The Coca-Cola Co (KO) and PepsiCo, Inc. (PEP) are competing to buy a stake in Chobani
While M&A buzz has
beer stocks in focus, a pair of soft drink makers are also in the news. Specifically, late yesterday, Reuters reported that
The Coca-Cola Co (NYSE:KO) and
PepsiCo, Inc. (NYSE:PEP) are jockeying to
buy a minority stake in Greek yogurt producer Chobani LLC. Wall Street isn't impressed, though, as the stocks are edging lower to the delight of recent put buyers.
For starters, KO is off 0.7% at $41.70, and has lost 1.2% on the year. While the stock bounced back after hitting a late-August annual low of $36.56, it is struggling in the $42 area -- where it stalled about two months ago. Potentially contributing to technical resistance is a
heavy accumulation of call open interest at the October 42 strike, home to 13,836 contracts.
Given these technicals, it should come as little surprise that traders have bought to open KO puts over calls at an accelerated clip in recent weeks. Specifically, the stock's 10-day International Securities Exchange (ISE), Chicago Board Options Exchange (CBOE), and NASDAQ OMX PHLX (PHLX)
put/call volume ratio of 1.04 rests a mere 5 percentage points from a 52-week high.

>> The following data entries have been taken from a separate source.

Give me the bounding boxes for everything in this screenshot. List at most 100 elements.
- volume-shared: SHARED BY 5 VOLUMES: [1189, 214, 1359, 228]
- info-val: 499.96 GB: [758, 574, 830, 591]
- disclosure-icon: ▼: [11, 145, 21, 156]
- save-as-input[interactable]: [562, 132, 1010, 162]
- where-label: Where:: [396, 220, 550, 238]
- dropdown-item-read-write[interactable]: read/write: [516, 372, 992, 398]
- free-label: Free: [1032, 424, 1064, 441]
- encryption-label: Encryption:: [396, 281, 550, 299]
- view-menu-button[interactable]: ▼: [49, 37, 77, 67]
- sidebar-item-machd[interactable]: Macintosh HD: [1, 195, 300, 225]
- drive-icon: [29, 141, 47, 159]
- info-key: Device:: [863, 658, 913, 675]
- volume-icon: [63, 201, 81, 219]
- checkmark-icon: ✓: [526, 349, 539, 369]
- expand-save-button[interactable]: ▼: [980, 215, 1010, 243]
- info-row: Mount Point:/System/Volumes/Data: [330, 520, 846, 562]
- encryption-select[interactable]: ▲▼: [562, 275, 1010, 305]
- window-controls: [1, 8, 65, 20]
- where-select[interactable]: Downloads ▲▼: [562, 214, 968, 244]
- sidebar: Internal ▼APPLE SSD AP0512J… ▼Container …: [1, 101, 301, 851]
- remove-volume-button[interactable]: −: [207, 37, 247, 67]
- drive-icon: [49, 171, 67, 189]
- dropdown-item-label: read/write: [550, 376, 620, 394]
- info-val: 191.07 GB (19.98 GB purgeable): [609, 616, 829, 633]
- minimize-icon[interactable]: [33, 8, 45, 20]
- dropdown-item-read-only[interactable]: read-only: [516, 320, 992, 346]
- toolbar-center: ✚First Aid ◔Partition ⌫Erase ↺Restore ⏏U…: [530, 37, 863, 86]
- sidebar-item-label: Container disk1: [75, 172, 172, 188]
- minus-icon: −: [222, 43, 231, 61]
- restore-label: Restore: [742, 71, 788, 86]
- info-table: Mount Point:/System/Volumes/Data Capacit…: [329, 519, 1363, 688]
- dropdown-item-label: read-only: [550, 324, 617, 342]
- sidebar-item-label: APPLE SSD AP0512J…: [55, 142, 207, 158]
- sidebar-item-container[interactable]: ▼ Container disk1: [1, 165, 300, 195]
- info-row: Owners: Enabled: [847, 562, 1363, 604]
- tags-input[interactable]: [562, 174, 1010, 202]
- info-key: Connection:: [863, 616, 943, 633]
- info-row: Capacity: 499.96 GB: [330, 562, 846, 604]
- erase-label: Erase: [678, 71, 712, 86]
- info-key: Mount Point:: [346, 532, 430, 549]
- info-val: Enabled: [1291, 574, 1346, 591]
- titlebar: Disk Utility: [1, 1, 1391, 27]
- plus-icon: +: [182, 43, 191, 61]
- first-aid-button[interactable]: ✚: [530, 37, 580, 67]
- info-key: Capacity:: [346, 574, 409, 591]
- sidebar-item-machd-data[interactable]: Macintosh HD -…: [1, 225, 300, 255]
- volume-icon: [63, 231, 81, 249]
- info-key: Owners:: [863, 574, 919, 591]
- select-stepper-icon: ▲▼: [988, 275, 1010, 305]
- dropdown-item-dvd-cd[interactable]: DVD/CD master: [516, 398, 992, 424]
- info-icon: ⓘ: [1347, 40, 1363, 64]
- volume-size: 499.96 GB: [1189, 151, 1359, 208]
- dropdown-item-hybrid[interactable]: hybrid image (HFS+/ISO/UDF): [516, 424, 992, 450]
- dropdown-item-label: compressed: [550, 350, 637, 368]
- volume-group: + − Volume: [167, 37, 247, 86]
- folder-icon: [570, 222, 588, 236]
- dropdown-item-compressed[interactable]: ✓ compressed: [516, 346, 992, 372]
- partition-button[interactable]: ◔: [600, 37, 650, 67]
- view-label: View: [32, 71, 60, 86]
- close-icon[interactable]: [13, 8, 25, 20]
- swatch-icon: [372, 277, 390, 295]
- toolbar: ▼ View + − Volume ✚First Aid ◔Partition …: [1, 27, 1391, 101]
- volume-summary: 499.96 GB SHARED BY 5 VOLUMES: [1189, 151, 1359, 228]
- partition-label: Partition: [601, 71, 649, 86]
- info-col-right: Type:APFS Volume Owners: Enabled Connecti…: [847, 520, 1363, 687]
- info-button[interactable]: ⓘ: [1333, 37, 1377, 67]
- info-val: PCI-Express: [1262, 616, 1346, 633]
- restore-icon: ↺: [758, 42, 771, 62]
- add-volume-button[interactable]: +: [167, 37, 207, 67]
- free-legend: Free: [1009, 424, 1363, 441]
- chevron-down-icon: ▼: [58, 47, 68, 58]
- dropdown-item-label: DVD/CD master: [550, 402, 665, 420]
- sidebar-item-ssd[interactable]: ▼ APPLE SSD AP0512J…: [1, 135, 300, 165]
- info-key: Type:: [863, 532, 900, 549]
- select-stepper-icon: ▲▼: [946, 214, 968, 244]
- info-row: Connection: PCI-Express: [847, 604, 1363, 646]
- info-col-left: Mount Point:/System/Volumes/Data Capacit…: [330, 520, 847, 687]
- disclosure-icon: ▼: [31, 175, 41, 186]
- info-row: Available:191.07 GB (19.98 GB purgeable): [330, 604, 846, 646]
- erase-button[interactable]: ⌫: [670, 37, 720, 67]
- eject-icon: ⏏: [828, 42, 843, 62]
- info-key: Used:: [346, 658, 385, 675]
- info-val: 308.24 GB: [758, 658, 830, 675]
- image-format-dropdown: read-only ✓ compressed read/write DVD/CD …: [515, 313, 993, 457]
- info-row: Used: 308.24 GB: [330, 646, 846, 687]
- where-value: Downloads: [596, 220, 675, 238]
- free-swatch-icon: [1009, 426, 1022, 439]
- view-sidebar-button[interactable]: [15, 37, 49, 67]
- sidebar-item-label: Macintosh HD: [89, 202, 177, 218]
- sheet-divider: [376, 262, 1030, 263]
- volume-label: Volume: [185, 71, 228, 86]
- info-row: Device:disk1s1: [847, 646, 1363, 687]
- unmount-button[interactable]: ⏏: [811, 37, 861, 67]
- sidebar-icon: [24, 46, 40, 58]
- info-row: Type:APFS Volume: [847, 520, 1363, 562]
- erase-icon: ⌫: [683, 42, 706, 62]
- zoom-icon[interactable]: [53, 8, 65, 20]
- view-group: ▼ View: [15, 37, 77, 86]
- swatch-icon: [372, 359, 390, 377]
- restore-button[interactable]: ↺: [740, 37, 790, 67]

By contrast, many within the brokerage crowd have kept the faith. In fact, over half of the analysts tracking The Coca-Cola Co still consider it a "buy" or better. From a contrarian perspective, this could lend itself to a future round of downgrades.

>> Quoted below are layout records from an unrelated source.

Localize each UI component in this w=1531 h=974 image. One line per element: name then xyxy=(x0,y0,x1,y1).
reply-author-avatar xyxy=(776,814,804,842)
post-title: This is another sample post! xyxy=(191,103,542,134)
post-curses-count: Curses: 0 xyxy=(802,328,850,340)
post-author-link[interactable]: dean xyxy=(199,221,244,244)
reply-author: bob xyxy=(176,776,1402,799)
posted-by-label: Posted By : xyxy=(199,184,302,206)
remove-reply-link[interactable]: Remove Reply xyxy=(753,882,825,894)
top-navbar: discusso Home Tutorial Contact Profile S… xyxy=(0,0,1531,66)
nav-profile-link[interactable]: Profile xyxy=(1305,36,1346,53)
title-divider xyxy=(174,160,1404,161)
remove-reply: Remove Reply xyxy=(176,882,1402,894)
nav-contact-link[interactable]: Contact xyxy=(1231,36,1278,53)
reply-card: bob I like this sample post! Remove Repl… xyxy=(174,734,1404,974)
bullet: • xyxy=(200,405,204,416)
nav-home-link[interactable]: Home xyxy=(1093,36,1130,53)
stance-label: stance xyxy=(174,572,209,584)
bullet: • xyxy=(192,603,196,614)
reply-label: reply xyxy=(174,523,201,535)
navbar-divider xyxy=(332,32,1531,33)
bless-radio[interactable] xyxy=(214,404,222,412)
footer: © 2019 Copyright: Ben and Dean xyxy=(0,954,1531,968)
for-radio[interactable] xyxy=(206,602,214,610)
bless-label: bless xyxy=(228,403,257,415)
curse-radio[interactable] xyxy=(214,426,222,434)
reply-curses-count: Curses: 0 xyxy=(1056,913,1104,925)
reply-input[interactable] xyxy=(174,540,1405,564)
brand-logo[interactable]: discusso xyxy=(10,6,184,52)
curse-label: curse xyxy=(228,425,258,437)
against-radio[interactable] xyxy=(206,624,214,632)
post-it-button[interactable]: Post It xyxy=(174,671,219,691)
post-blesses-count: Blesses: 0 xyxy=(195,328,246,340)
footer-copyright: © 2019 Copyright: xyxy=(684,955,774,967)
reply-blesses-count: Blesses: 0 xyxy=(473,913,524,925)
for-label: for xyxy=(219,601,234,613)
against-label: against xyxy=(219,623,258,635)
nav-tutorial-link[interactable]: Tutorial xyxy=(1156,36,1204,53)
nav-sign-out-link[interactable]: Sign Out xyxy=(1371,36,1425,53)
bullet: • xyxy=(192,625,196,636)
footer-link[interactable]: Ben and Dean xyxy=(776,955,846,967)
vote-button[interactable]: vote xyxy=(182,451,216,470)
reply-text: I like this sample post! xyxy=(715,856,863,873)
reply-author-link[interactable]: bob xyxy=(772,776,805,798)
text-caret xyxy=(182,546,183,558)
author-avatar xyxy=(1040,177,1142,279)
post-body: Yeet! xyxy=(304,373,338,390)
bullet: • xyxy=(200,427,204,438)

PEP has fared better on the charts. Off 0.6% this afternoon at $98.57, the stock has nonetheless advanced 4.2% in 2015. Longer term, the round
$100 century level has served as a notable
layer of resistance for roughly one year.
If PEP can break north of $100 -- and top its all-time high of $100.76 -- option bears could get forced to the exits. The equity's 50-day ISE/CBOE/PHLX put/call volume ratio of 1.03 outstrips 96% of comparable readings from the prior year. Conversely, analysts are already in PepsiCo, Inc.'s bullish corner, doling out 14 "buy" or better ratings, compared to three "holds" and not a single "sell."